What happened with the $5 was the government gave the doctors a choice—very generous of them. The doctors could either pass the $5 on or they could bill their patients. Now, here we are at the 11th hour when the government knows that it is not a popular policy so they are making another announcement that they are not pursuing it. However, as Senator McLucas has just indicated, the government said that it does remain good policy. If that is what they are saying, what are they going to come up with next? They will push ahead with the planned freeze on indexation for Medicare rebates to 2018.

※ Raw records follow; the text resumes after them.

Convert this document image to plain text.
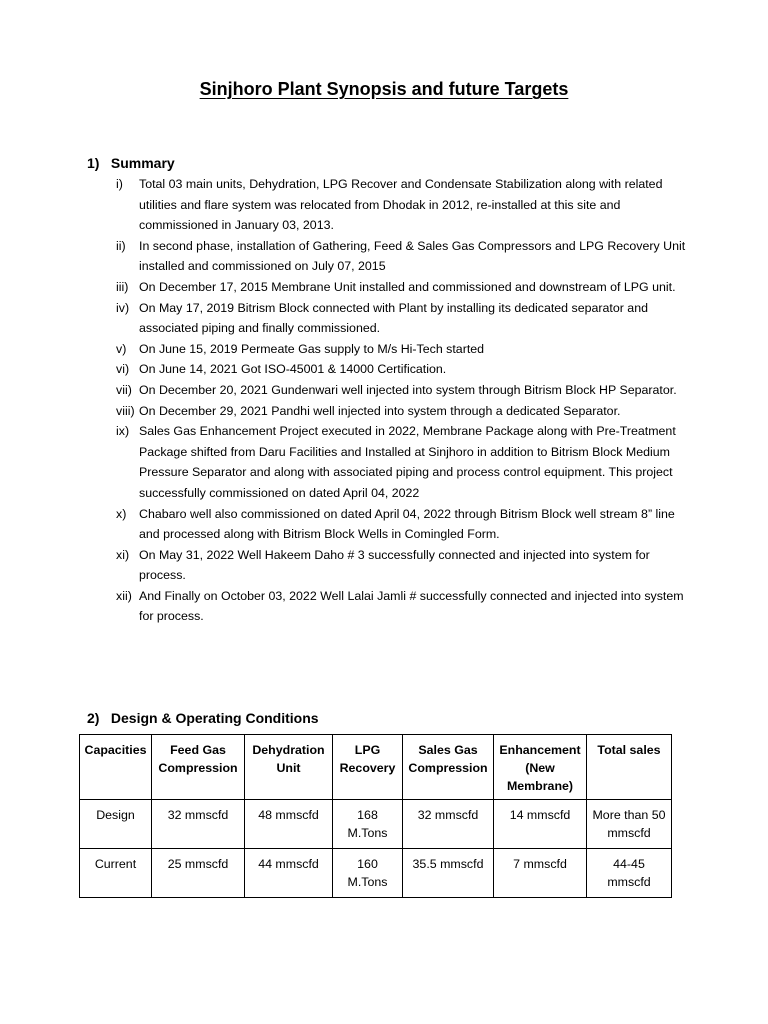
Sinjhoro Plant Synopsis and future Targets
1) Summary
i) Total 03 main units, Dehydration, LPG Recover and Condensate Stabilization along with related utilities and flare system was relocated from Dhodak in 2012, re-installed at this site and commissioned in January 03, 2013.
ii) In second phase, installation of Gathering, Feed & Sales Gas Compressors and LPG Recovery Unit installed and commissioned on July 07, 2015
iii) On December 17, 2015 Membrane Unit installed and commissioned and downstream of LPG unit.
iv) On May 17, 2019 Bitrism Block connected with Plant by installing its dedicated separator and associated piping and finally commissioned.
v) On June 15, 2019 Permeate Gas supply to M/s Hi-Tech started
vi) On June 14, 2021 Got ISO-45001 & 14000 Certification.
vii) On December 20, 2021 Gundenwari well injected into system through Bitrism Block HP Separator.
viii) On December 29, 2021 Pandhi well injected into system through a dedicated Separator.
ix) Sales Gas Enhancement Project executed in 2022, Membrane Package along with Pre-Treatment Package shifted from Daru Facilities and Installed at Sinjhoro in addition to Bitrism Block Medium Pressure Separator and along with associated piping and process control equipment. This project successfully commissioned on dated April 04, 2022
x) Chabaro well also commissioned on dated April 04, 2022 through Bitrism Block well stream 8” line and processed along with Bitrism Block Wells in Comingled Form.
xi) On May 31, 2022 Well Hakeem Daho # 3 successfully connected and injected into system for process.
xii) And Finally on October 03, 2022 Well Lalai Jamli # successfully connected and injected into system for process.
2) Design & Operating Conditions
Capacities	Feed Gas Compression	Dehydration Unit	LPG Recovery	Sales Gas Compression	Enhancement (New Membrane)	Total sales
Design	32 mmscfd	48 mmscfd	168 M.Tons	32 mmscfd	14 mmscfd	More than 50 mmscfd
Current	25 mmscfd	44 mmscfd	160 M.Tons	35.5 mmscfd	7 mmscfd	44-45 mmscfd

So what is next? Mr Hockey has been reported as saying the government listened to the medical community and is going to continue to work closely with the medical community. The Rural Doctors Association of Australia has certainly welcomed this latest backflip by the government. But it is also saying that it has major concerns about the government's current commitment to maintain the freeze on the indexation of Medicare rebates paid to patients. So what the RDAA is saying is that this big freeze has the potential to increase costs for patients to a greater extent than the proposed co-payment, with the resultant restriction and difficulties in accessing primary care services. So here we are again with a policy that is designed to attack the primary level of health care. The primary purpose for people to go to the doctor is to try and get their health in order before it gets to a stage when they are really sick. So it is a pity that the government had not bothered to listen before putting of these ill-thought-through policies out into the community.

When the government introduced the $7 co-payment and then dropped it back to the $20 tax and then took it to the $5 payment, I bothered to go out and talk to the doctors. I did a survey amongst all the doctors on the north-west coast and on the west coast of Tasmania. The result was astounding. Close to three-quarters of north coast and west coast doctors believed that bulk-billing would decrease or end completely. The north-west coast and the west coast of Tasmania, as Senator Abetz would know, are home to some of the poorest communities in the country, with 85 per cent of doctors actually bulk-billing. People who live in these areas are very vulnerable to health care costs and hikes.

Labor knows that the government GP tax is bad policy but I wanted to learn exactly what the impact would be from my community and from the GPs who serve in my community. They were the statistics that came back. Some of the doctors told me that the government changes were not only cruel and unfair but were economically reckless because of the attack on the primary health care. Some of the other doctors said that this was a blatant attack on Medicare that makes no financial sense. From the doctors that treat the patients in my area in Tasmania, there is no economic sense to introduce these policies.

Doctors tell me—not me reading it or making it up—that evidence tells us that primary health care is the most efficient part of the system and that when it works properly it stops people ending up in hospital where the burden on the budgetary constraints is far greater. So it is ill thought out, it is ill conceived, it is reckless and it is chaotic.